Ditulis oleh Gagah Nurjanuar Putra
Perseteruan dua kubu berimbas kepada kehilangan-kehilangan yang tak bisa dianggap sepele. Pemain dan pelatih kehilangan pekerjaan, talenta muda kehilangan wadah, suporter kehilangan hiburan, pedagang kehilangan pembeli. Negeri ini kehilangan sepakbolanya.
Beberapa waktu lalu, saya berkunjung ke rumah Dedi Kusnandar, pemain tengah Persib Bandung. Pukul 08.00 WIB, saya sudah berada di depan rumahnya. Adiknya (atau kakaknya) menyambut saya dan menyuruh menunggu di ruang tamu. Katanya, Dedi sedang melihat tempat kos yang ia bangun. Pemain timnas satu ini akan segera menjadi pengusaha kos. Ia juga membangun cafe di atas rumahnya.
Saya menunggu agak lama, tapi tidak keberatan sama sekali. Perbincangan kami pagi itu, di rumahnya, sesuatu yang berbobot. Dedi saat itu telah diputus kontrak oleh Persib. Saya ingin tahu keadaan dan menanyakan perasaannya.
Ketika bicara, saya lihat bahasa tubuhnya tidak nyaman. Mungkin ia kesal membicarakan kisruh sepak bola. Saya bisa saja salah. Hanya itu yang terpikirkan. Lantas saya bertanya, apakah ia kesal dengan kisruh itu? Jawabannya: ya, dia kesal.
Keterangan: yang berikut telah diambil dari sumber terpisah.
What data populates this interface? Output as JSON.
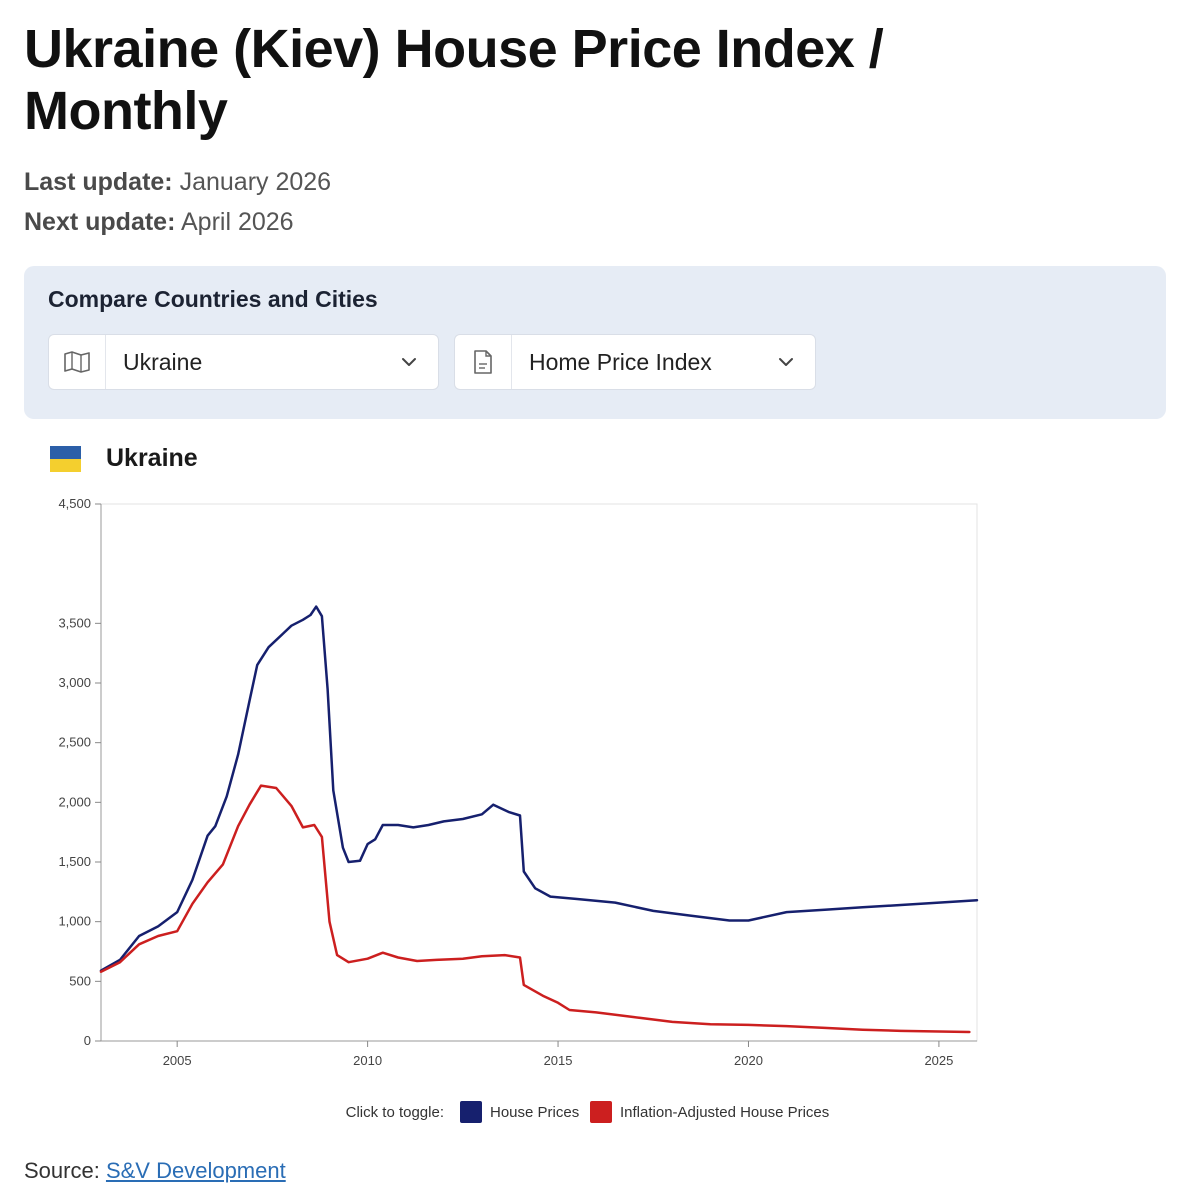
{
  "page": {
    "title": "Ukraine (Kiev) House Price Index / Monthly",
    "last_update_label": "Last update:",
    "last_update_value": "January 2026",
    "next_update_label": "Next update:",
    "next_update_value": "April 2026"
  },
  "compare": {
    "title": "Compare Countries and Cities",
    "country_select": {
      "value": "Ukraine",
      "icon": "map-icon"
    },
    "indicator_select": {
      "value": "Home Price Index",
      "icon": "document-icon"
    }
  },
  "chart_header": {
    "country": "Ukraine",
    "flag_colors": [
      "#2b5fa8",
      "#f4cf2e"
    ]
  },
  "legend": {
    "prefix": "Click to toggle:"
  },
  "source": {
    "label": "Source:",
    "link_text": "S&V Development"
  },
  "chart_data": {
    "type": "line",
    "xlim": [
      2003.0,
      2026.0
    ],
    "ylim": [
      0,
      4500
    ],
    "x_ticks": [
      2005,
      2010,
      2015,
      2020,
      2025
    ],
    "y_ticks": [
      0,
      500,
      1000,
      1500,
      2000,
      2500,
      3000,
      3500,
      4500
    ],
    "y_tick_labels": [
      "0",
      "500",
      "1,000",
      "1,500",
      "2,000",
      "2,500",
      "3,000",
      "3,500",
      "4,500"
    ],
    "grid": false,
    "legend_position": "bottom-center",
    "series": [
      {
        "name": "House Prices",
        "color": "#16206e",
        "points": [
          [
            2003.0,
            590
          ],
          [
            2003.5,
            680
          ],
          [
            2004.0,
            880
          ],
          [
            2004.5,
            960
          ],
          [
            2005.0,
            1080
          ],
          [
            2005.4,
            1350
          ],
          [
            2005.8,
            1720
          ],
          [
            2006.0,
            1800
          ],
          [
            2006.3,
            2050
          ],
          [
            2006.6,
            2400
          ],
          [
            2006.9,
            2850
          ],
          [
            2007.1,
            3150
          ],
          [
            2007.4,
            3300
          ],
          [
            2007.8,
            3420
          ],
          [
            2008.0,
            3480
          ],
          [
            2008.3,
            3530
          ],
          [
            2008.5,
            3570
          ],
          [
            2008.65,
            3640
          ],
          [
            2008.8,
            3560
          ],
          [
            2008.95,
            2950
          ],
          [
            2009.1,
            2100
          ],
          [
            2009.35,
            1620
          ],
          [
            2009.5,
            1500
          ],
          [
            2009.8,
            1510
          ],
          [
            2010.0,
            1650
          ],
          [
            2010.2,
            1690
          ],
          [
            2010.4,
            1810
          ],
          [
            2010.8,
            1810
          ],
          [
            2011.2,
            1790
          ],
          [
            2011.6,
            1810
          ],
          [
            2012.0,
            1840
          ],
          [
            2012.5,
            1860
          ],
          [
            2013.0,
            1900
          ],
          [
            2013.3,
            1980
          ],
          [
            2013.7,
            1920
          ],
          [
            2014.0,
            1890
          ],
          [
            2014.1,
            1420
          ],
          [
            2014.4,
            1280
          ],
          [
            2014.8,
            1210
          ],
          [
            2015.5,
            1190
          ],
          [
            2016.5,
            1160
          ],
          [
            2017.5,
            1090
          ],
          [
            2018.5,
            1050
          ],
          [
            2019.5,
            1010
          ],
          [
            2020.0,
            1010
          ],
          [
            2021.0,
            1080
          ],
          [
            2022.0,
            1100
          ],
          [
            2023.0,
            1120
          ],
          [
            2024.0,
            1140
          ],
          [
            2025.0,
            1160
          ],
          [
            2026.0,
            1180
          ]
        ]
      },
      {
        "name": "Inflation-Adjusted House Prices",
        "color": "#cc1f1f",
        "points": [
          [
            2003.0,
            580
          ],
          [
            2003.5,
            660
          ],
          [
            2004.0,
            810
          ],
          [
            2004.5,
            880
          ],
          [
            2005.0,
            920
          ],
          [
            2005.4,
            1150
          ],
          [
            2005.8,
            1330
          ],
          [
            2006.2,
            1480
          ],
          [
            2006.6,
            1800
          ],
          [
            2006.9,
            1980
          ],
          [
            2007.2,
            2140
          ],
          [
            2007.6,
            2120
          ],
          [
            2008.0,
            1970
          ],
          [
            2008.3,
            1790
          ],
          [
            2008.6,
            1810
          ],
          [
            2008.8,
            1710
          ],
          [
            2009.0,
            1000
          ],
          [
            2009.2,
            720
          ],
          [
            2009.5,
            660
          ],
          [
            2010.0,
            690
          ],
          [
            2010.4,
            740
          ],
          [
            2010.8,
            700
          ],
          [
            2011.3,
            670
          ],
          [
            2011.8,
            680
          ],
          [
            2012.5,
            690
          ],
          [
            2013.0,
            710
          ],
          [
            2013.6,
            720
          ],
          [
            2014.0,
            700
          ],
          [
            2014.1,
            470
          ],
          [
            2014.6,
            380
          ],
          [
            2015.0,
            320
          ],
          [
            2015.3,
            260
          ],
          [
            2016.0,
            240
          ],
          [
            2017.0,
            200
          ],
          [
            2018.0,
            160
          ],
          [
            2019.0,
            140
          ],
          [
            2020.0,
            135
          ],
          [
            2021.0,
            125
          ],
          [
            2022.0,
            110
          ],
          [
            2023.0,
            95
          ],
          [
            2024.0,
            85
          ],
          [
            2025.0,
            80
          ],
          [
            2025.8,
            75
          ]
        ]
      }
    ]
  }
}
Kedatangan saya sebenar-benarnya ingin bertanya soal Persib. Katanya akan segera rujuk. Rupanya itu bukan kabar burung semata. Djadjang Nurdjaman, pelatih kepala Persib, juga ikut mengonfirmasi, Persib akan latihan pada 3 Agustus 2015 demi memenuhi undangan bermain Arema Malang. Ia sedang mengumpulkan pemain-pemain lokal.
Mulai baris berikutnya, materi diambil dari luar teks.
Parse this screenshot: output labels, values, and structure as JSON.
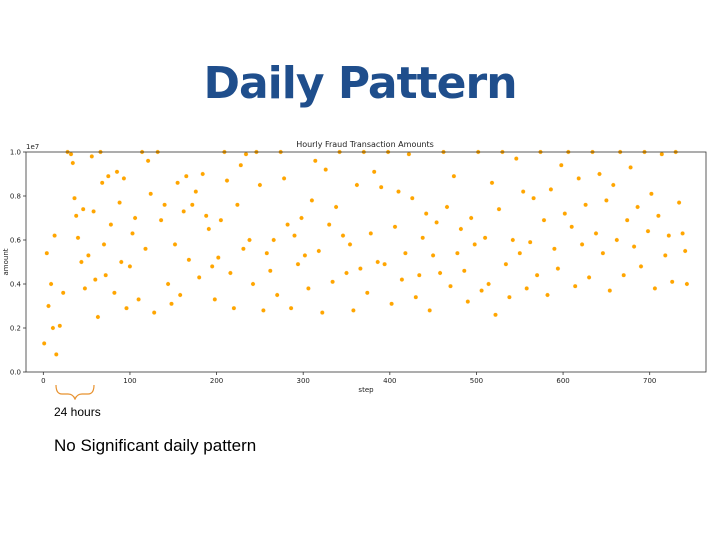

Seminggu berlalu, saya merasa harus datang membuktikan rujuknya Persib. Lantas, berangkatlah saya ke Stadion Persib, Bandung, Jawa Barat. Tanpa perasaan apa pun, saya sudah tiba di sana tepat pukul 15.00 WIB.
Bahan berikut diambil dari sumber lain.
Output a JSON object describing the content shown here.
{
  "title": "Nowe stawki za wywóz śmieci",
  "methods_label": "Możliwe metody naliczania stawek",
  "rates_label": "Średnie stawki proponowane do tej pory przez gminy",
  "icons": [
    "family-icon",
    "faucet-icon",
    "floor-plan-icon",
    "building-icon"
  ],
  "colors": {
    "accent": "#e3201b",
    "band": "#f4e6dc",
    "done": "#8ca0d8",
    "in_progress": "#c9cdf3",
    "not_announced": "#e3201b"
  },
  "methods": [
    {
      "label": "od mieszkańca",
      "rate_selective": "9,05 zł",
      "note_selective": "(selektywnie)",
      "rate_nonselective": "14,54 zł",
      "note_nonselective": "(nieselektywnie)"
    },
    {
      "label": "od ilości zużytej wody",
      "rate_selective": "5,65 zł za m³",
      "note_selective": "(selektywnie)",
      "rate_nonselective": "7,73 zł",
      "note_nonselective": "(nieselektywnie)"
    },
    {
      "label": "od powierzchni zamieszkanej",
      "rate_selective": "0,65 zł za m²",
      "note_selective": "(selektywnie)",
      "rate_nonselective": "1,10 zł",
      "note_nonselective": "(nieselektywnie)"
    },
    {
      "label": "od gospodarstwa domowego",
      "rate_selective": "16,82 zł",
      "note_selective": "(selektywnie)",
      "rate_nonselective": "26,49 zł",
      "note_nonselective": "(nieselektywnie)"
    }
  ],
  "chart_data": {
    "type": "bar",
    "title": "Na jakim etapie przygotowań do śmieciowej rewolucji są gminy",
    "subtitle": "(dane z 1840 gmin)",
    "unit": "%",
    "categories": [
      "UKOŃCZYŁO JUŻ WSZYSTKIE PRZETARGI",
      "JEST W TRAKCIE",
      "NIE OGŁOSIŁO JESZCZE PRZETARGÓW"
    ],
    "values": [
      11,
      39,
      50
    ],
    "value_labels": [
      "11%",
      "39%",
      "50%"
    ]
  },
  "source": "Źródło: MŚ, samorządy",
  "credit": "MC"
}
Saya langsung masuk ke stadion, lantas menemukan para bobotoh atau viking. Saya tidak yakin yang mana. Sebenarnya, saya tidak tahu apa bedanya. Kedua sebutan suporter itu, kan, sama-sama mendukung tim yang samaâPersib. Hebatnya, tidak hanya dari Bandung, saya bertemu dengan suporter dari Subang dan Bekasi. Mereka juga datang ingin membuktikan tim kesayangannya rujuk.
Saya berada di antara para wartawan ketika para pemain turun tangga. Mereka langsung menuju lapangan. Saya sempat bertegur sapa dengan Dedi Kusnandar di dekat tangga. Ia terlihat bersemangat sore itu.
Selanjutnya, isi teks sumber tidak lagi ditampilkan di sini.